Did I mess up somewhere? Any help/advice is appreciated.
Hello,

if you have 2 points $P_1\left(x_1,\ y_1 \right)$ and $P_2\left(x_2,\ y_2 \right)$ then the slope of the line which connect these 2 points is calculated by:

$m_{P_1, P_2} = \frac{y_1 - y_2}{x_1 - x_2}$. .......... That's the formula Soroban used in his post:

$m_{D, E}=\frac{9 - 6}{3 - 6} = \frac3{-3}= -1$

I can't imagine how you got a zero in the denominator

7. Originally Posted by earboth
Hello,

if you have 2 points $P_1\left(x_1,\ y_1 \right)$ and $P_2\left(x_2,\ y_2 \right)$ then the slope of the line which connect these 2 points is calculated by:

$m_{P_1, P_2} = \frac{y_1 - y_2}{x_1 - x_2}$. .......... That's the formula Soroban used in his post:

$m_{D, E}=\frac{9 - 6}{3 - 6} = \frac3{-3}= -1$

I can't imagine how you got a zero in the denominator
I wasn't doing it right.

Thanks for the help guys.

8. Oops, ignore this post.

Thanks again for the help guys!

9. Here’s something you can try. Multiply the points C, D, E, F by the matrix $\left(\begin{array}{rr}\frac{1}{\sqrt{2}} & \frac{1}{\sqrt{2}}\\\\
-\,\frac{1}{\sqrt{2}} & \frac{1}{\sqrt{2}}\end{array}\right)$
, which is a clockwise rotation of 45° about the origin.
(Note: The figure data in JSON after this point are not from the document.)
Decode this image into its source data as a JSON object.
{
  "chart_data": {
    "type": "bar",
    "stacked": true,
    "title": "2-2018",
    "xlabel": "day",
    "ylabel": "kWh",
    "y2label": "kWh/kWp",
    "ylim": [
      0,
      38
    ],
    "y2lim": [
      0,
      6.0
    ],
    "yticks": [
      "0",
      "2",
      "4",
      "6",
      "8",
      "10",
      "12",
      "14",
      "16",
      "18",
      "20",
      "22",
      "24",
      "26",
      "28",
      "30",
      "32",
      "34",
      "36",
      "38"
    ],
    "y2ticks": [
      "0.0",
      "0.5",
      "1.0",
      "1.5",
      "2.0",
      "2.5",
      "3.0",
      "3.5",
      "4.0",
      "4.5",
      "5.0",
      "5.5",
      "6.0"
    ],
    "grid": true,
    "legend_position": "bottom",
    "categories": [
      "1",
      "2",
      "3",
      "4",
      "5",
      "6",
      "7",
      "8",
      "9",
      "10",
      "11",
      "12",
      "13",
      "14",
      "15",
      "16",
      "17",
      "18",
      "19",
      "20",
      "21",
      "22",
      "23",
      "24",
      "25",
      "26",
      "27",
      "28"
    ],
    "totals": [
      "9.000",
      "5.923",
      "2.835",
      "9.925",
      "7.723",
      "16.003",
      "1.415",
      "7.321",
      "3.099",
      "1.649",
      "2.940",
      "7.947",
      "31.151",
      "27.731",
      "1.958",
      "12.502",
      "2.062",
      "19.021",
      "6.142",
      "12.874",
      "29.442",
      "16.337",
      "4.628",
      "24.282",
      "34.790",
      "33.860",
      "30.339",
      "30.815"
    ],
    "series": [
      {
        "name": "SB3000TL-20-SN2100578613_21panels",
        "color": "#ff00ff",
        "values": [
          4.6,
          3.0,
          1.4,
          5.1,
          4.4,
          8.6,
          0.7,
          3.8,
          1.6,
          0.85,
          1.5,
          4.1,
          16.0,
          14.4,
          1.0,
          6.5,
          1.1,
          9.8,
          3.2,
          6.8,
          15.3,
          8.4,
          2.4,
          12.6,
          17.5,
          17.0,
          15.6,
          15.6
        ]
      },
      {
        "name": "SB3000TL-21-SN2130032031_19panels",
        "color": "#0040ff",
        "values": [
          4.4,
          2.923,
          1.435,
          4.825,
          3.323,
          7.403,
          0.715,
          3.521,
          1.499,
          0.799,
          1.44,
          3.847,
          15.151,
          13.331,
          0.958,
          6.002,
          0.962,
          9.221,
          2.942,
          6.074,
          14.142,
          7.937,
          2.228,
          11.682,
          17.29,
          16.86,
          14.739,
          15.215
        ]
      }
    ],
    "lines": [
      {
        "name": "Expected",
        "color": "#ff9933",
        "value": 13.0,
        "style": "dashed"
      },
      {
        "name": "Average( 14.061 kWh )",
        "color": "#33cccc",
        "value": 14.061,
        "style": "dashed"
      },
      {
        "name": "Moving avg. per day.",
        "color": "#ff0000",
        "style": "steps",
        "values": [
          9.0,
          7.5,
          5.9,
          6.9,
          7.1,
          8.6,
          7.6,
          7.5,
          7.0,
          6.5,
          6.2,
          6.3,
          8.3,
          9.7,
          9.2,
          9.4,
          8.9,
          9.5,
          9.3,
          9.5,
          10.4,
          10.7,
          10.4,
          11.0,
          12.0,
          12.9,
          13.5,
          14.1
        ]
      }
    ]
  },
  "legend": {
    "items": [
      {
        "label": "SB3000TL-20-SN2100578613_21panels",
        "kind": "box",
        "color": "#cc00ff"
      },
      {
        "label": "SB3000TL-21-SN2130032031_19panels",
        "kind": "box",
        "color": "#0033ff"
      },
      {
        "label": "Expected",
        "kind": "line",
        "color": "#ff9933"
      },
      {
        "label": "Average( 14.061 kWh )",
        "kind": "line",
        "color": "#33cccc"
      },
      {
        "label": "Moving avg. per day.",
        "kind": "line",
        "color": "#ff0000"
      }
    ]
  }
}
$\frac{1}{\sqrt{2}}\left(\begin{array}{rr}1&1\\-1&1
\end{array}\right)\left(\begin{array}{rrrr}-2&3&6&1\\4&9&6&1
\end{array}\right)=\left(\begin{array}{rrrr}\sqrt{ 2}&6\sqrt{2}&6\sqrt{2}&\sqrt{2}\\3\sqrt{2}&3\sqrt{ 2}&0&0
\end{array}\right)$

Hence we have rotated the vertices of the quadrilateral to $\mathrm{C}'(\sqrt{2},3\sqrt{2})$, $\mathrm{D}'(6\sqrt{2},3\sqrt{2})$, $\mathrm{E}'(6\sqrt{2},0)$, $\mathrm{F}'(\sqrt{2},0)$. Now it is much easier to see that $\mathrm{C}'\mathrm{D}'\mathrm{E}'\mathrm{F}'$ is a rectangle.